The Paradox of Declining Female Happiness
Interesting, and relates to some of our other recent posts, for interested parties.
By Betsey Stevenson and Justin Wolfers
The lives of women in the United States have improved over the past 35 years by many objective measures, yet we show that measures of subjective well-being indicate that women’s happiness has declined both absolutely and relative to men. This decline in relative wellbeing is found across various datasets, measures of subjective wellbeing, demographic groups, and industrialized countries. Relative declines in female happiness have eroded a gender gap in happiness in which women in the 1970s reported higher subjective well-being than did men. These declines have continued and a new gender gap is emerging—one with higher subjective well-being for men.

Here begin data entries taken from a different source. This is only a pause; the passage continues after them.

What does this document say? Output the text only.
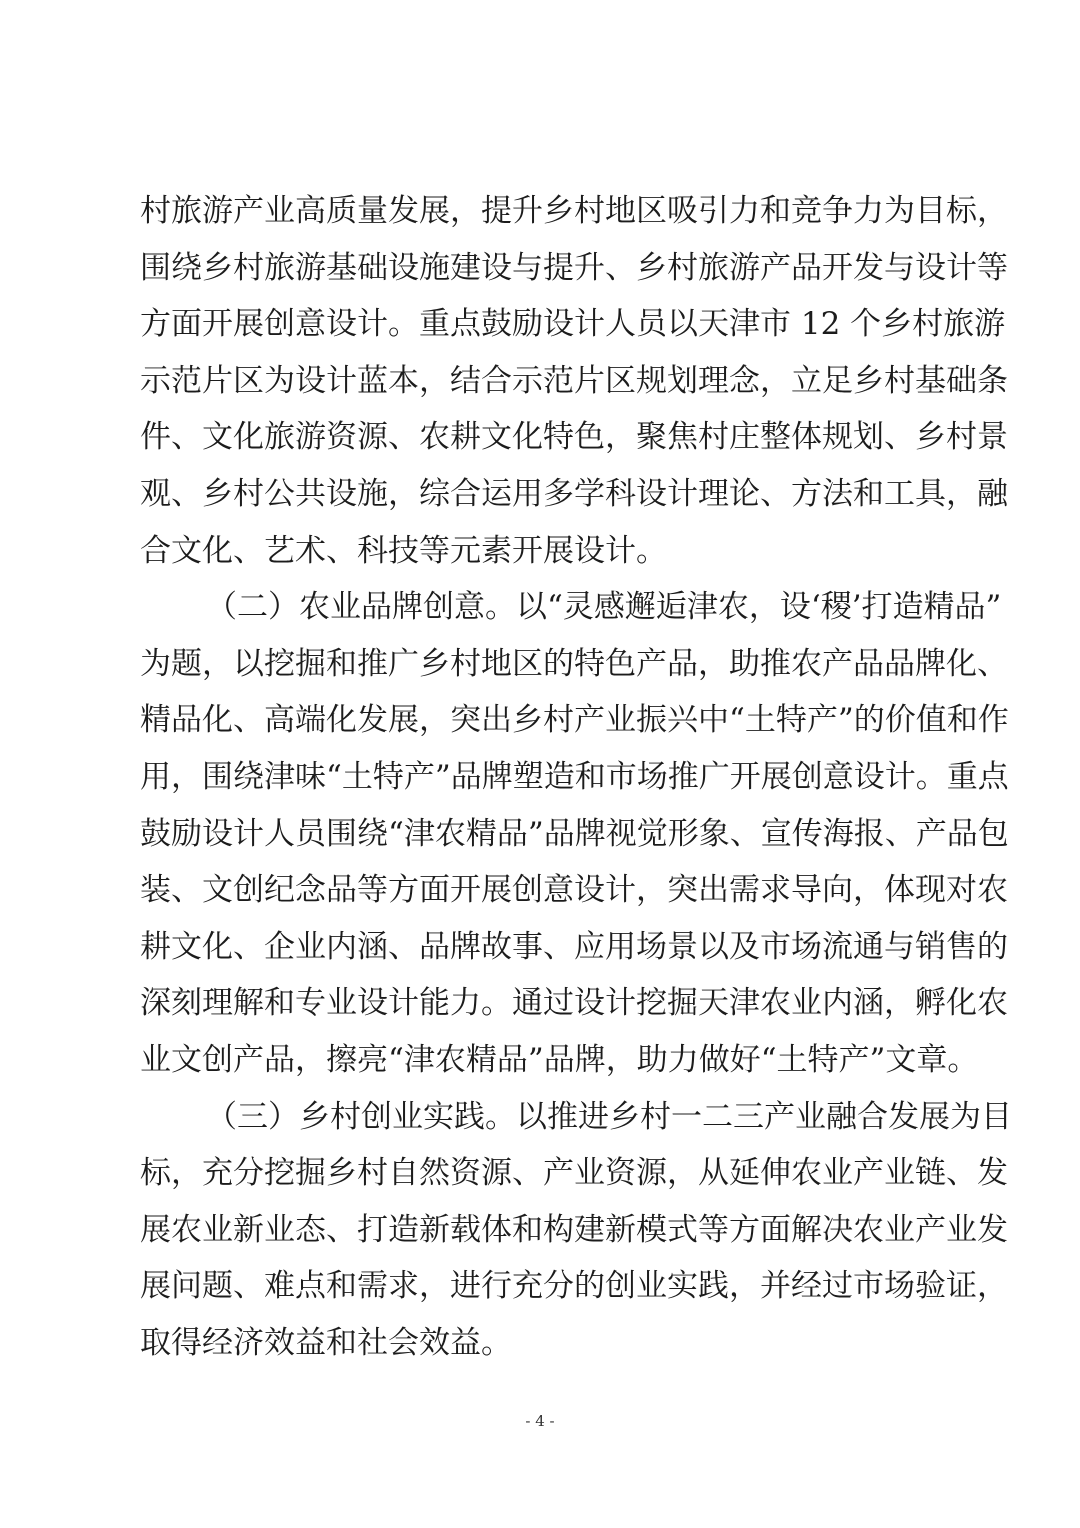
村旅游产业高质量发展，提升乡村地区吸引力和竞争力为目标，
围绕乡村旅游基础设施建设与提升、乡村旅游产品开发与设计等
方面开展创意设计。重点鼓励设计人员以天津市 12 个乡村旅游
示范片区为设计蓝本，结合示范片区规划理念，立足乡村基础条
件、文化旅游资源、农耕文化特色，聚焦村庄整体规划、乡村景
观、乡村公共设施，综合运用多学科设计理论、方法和工具，融
合文化、艺术、科技等元素开展设计。
（二）农业品牌创意。以“灵感邂逅津农，设‘稷’打造精品”
为题，以挖掘和推广乡村地区的特色产品，助推农产品品牌化、
精品化、高端化发展，突出乡村产业振兴中“土特产”的价值和作
用，围绕津味“土特产”品牌塑造和市场推广开展创意设计。重点
鼓励设计人员围绕“津农精品”品牌视觉形象、宣传海报、产品包
装、文创纪念品等方面开展创意设计，突出需求导向，体现对农
耕文化、企业内涵、品牌故事、应用场景以及市场流通与销售的
深刻理解和专业设计能力。通过设计挖掘天津农业内涵，孵化农
业文创产品，擦亮“津农精品”品牌，助力做好“土特产”文章。
（三）乡村创业实践。以推进乡村一二三产业融合发展为目
标，充分挖掘乡村自然资源、产业资源，从延伸农业产业链、发
展农业新业态、打造新载体和构建新模式等方面解决农业产业发
展问题、难点和需求，进行充分的创业实践，并经过市场验证，
取得经济效益和社会效益。
- 4 -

By many measures, the progress of women over recent decades has been extraordinary. The gender wage gap has partly closed. Educational attainment has risen and is now surpassing that of men. Women have gained an unprecedented level of control over fertility. Technological change, in the form of new domestic appliances, has freed women from domestic drudgery. In short, women’s freedoms within both the family and market sphere have expanded. Francine D. Blau’s (1998) assessment of objective measures of female well-being since 1970 finds that women made enormous gains. Labor force outcomes have improved absolutely, as women’s real wages have risen for all but the least-educated women, and relatively, as women’s wages relative to those of men have increased for women of all races and education levels. Concurrently, female labor force participation has risen to record levels both absolutely and relative to that of men (Blau and Lawrence M. Kahn 2007 ). In turn, better market outcomes for women have likely improved their bargaining position in the home by raising their opportunities outside of marriage.